Let $(X, d)$ be a metric space and $(Y, p)$ is another metric space that has at least two distinct elements. Show that $(X, d)$ is a discrete metric space (a metric space is defined to be discrete if every subset is open) if and only if any function from $X$ to $Y$ is continuous.
I'm not too sure how to prove this, I'm guessing we need to use the open set characterization of continuity, i.e., $f:X \rightarrow Y$ is continuous if and only if for every open set $A \subset Y$, the set $f^{-1}(A) = \{x \in X : f(x) \in A\} \subseteq X$ is open. Can anyone provide a proof?
Best Answer
Suppose every $f: (X,d) \to (Y,p)$ is continuous.
First let $y_0 \neq y_1 \in Y$, which exist by assumption. So $r = d(y_0,y_1) > 0$. Define $U_0 = B_p(y_0, \frac{r}{2}), U_1 = B_p(y_1, \frac{r}{2})$, these are open and disjoint (by the triangle inequality).

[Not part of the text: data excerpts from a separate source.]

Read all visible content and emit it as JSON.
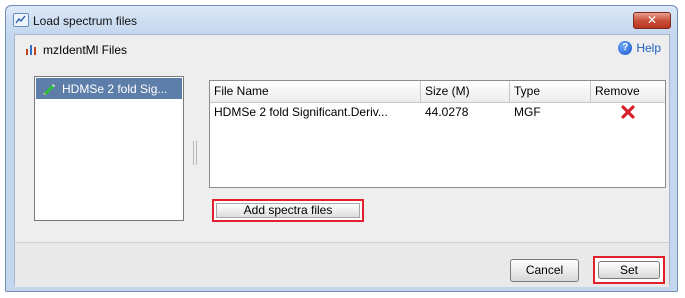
{
  "window": {
    "title": "Load spectrum files",
    "close_glyph": "✕"
  },
  "header": {
    "files_label": "mzIdentMl Files",
    "help_label": "Help",
    "help_glyph": "?"
  },
  "file_list": {
    "items": [
      {
        "label": "HDMSe 2 fold Sig...",
        "icon": "pencil-icon",
        "selected": true
      }
    ]
  },
  "spectra_table": {
    "columns": [
      "File Name",
      "Size (M)",
      "Type",
      "Remove"
    ],
    "rows": [
      {
        "file_name": "HDMSe 2 fold Significant.Deriv...",
        "size": "44.0278",
        "type": "MGF",
        "remove_icon": "remove-x-icon"
      }
    ]
  },
  "actions": {
    "add_spectra": "Add spectra files",
    "cancel": "Cancel",
    "set": "Set"
  },
  "colors": {
    "highlight_border": "#e0202a",
    "selection": "#5c7ea9",
    "remove_x": "#d8222b",
    "link": "#1f5fbf"
  }
}
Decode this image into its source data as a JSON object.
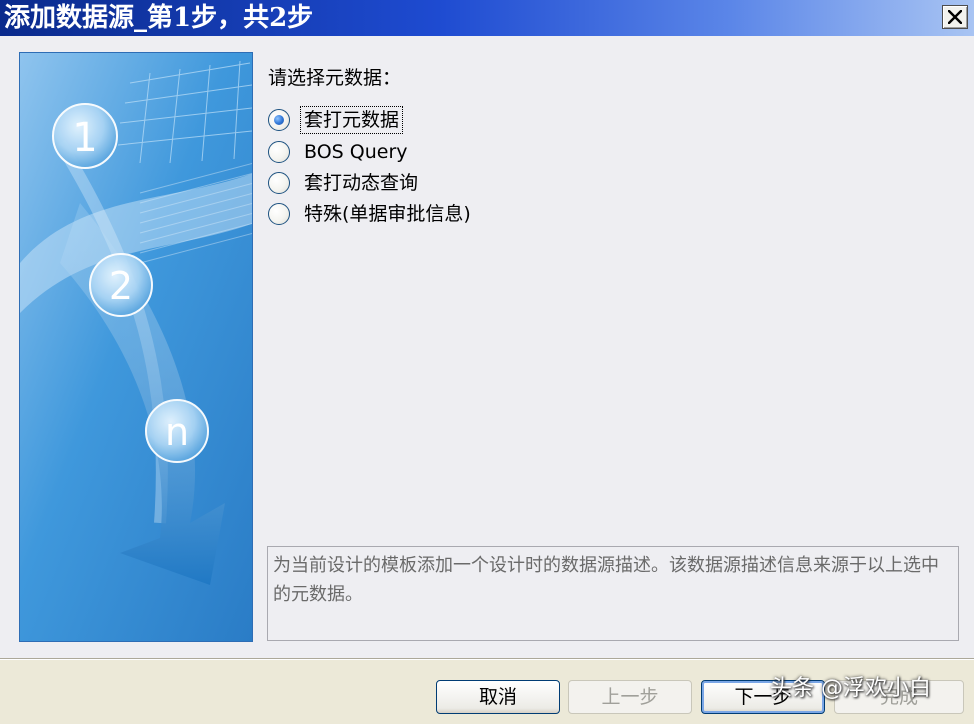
{
  "window": {
    "title": "添加数据源_第1步，共2步",
    "close_label": "×"
  },
  "sidebar_illustration": {
    "steps": [
      "1",
      "2",
      "n"
    ]
  },
  "form": {
    "prompt": "请选择元数据：",
    "options": [
      {
        "label": "套打元数据",
        "selected": true
      },
      {
        "label": "BOS Query",
        "selected": false
      },
      {
        "label": "套打动态查询",
        "selected": false
      },
      {
        "label": "特殊(单据审批信息)",
        "selected": false
      }
    ],
    "description": "为当前设计的模板添加一个设计时的数据源描述。该数据源描述信息来源于以上选中的元数据。"
  },
  "buttons": {
    "cancel": "取消",
    "previous": "上一步",
    "next": "下一步",
    "finish": "完成"
  },
  "watermark": "头条 @浮欢小白",
  "colors": {
    "title_bar": "#1e4bd1",
    "dialog_bg": "#eeeef2",
    "side_panel": "#3a93d6",
    "radio_dot": "#2f76d6"
  }
}
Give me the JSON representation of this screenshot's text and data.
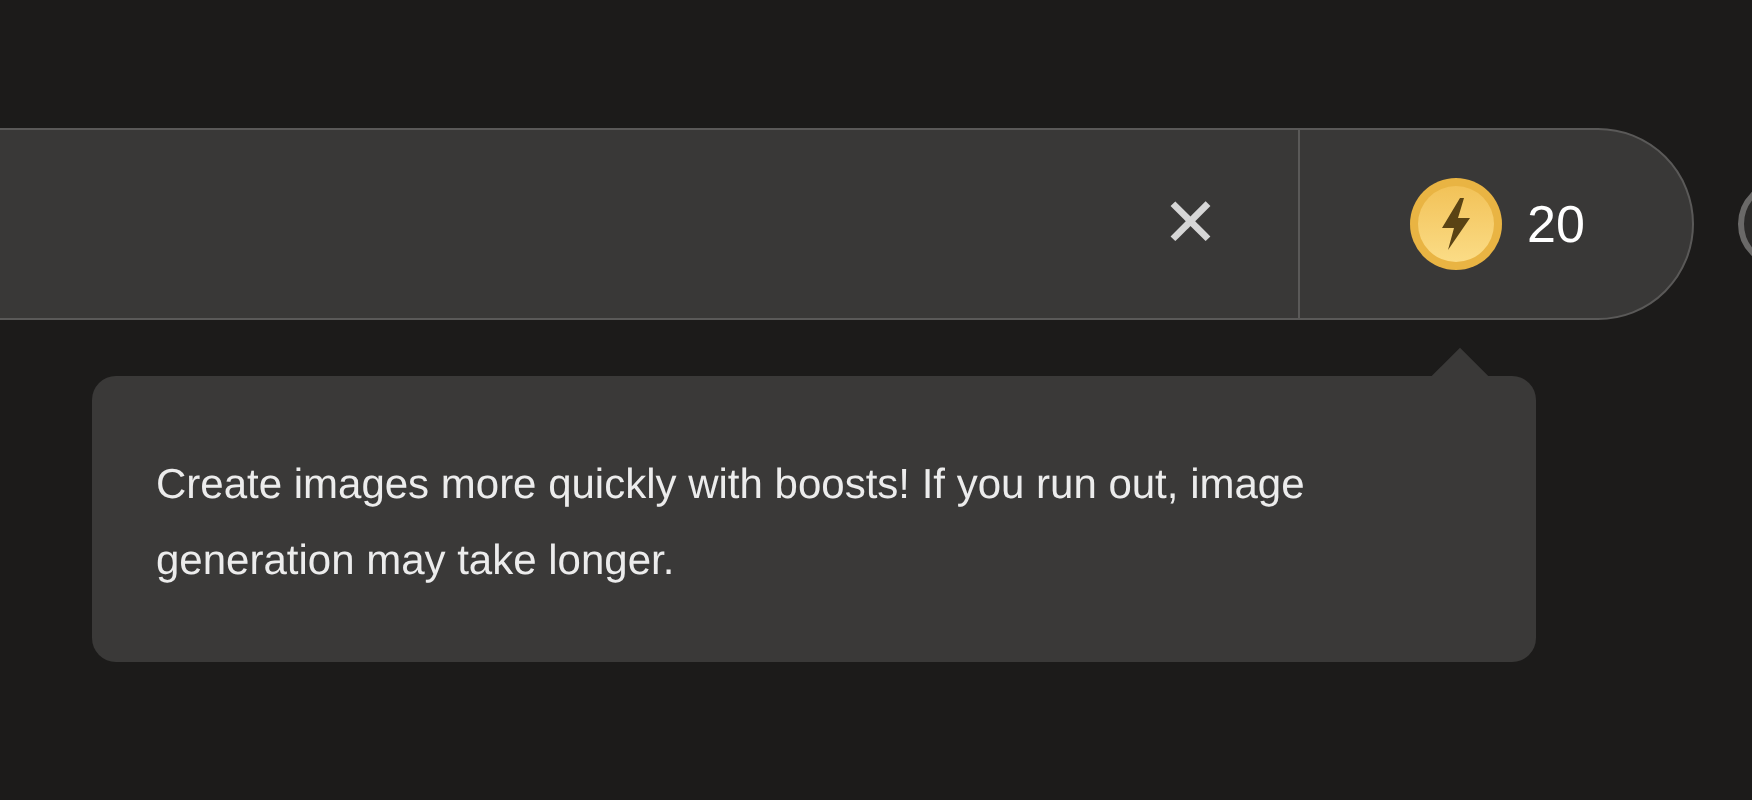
{
  "search_bar": {
    "clear_button": "✕",
    "boosts": {
      "count": "20"
    }
  },
  "tooltip": {
    "text": "Create images more quickly with boosts! If you run out, image generation may take longer."
  }
}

Let $A \subseteq X$. Then define $f_A: X \to Y$ by $f(x) = y_0$ for $x \in A$, $f(x) = y_1$ for $x \notin A$. By assumption this is continuous. Note that $A = f^{-1}[U_0]$ (all $x \in A$ map to $y_0 \in U_0$ and all other $x$ map to $y_1 \notin U_0$). So $A$ is open, as the inverse image of an open set.
As $A$ was arbitrary, all subsets of $X$ are open, i.e. $X$ has the discrete topology.
Of $Y$ we only used it has a 2-point discrete subspace $\{y_0, y_1\}$, of $X$ nothing of the metric.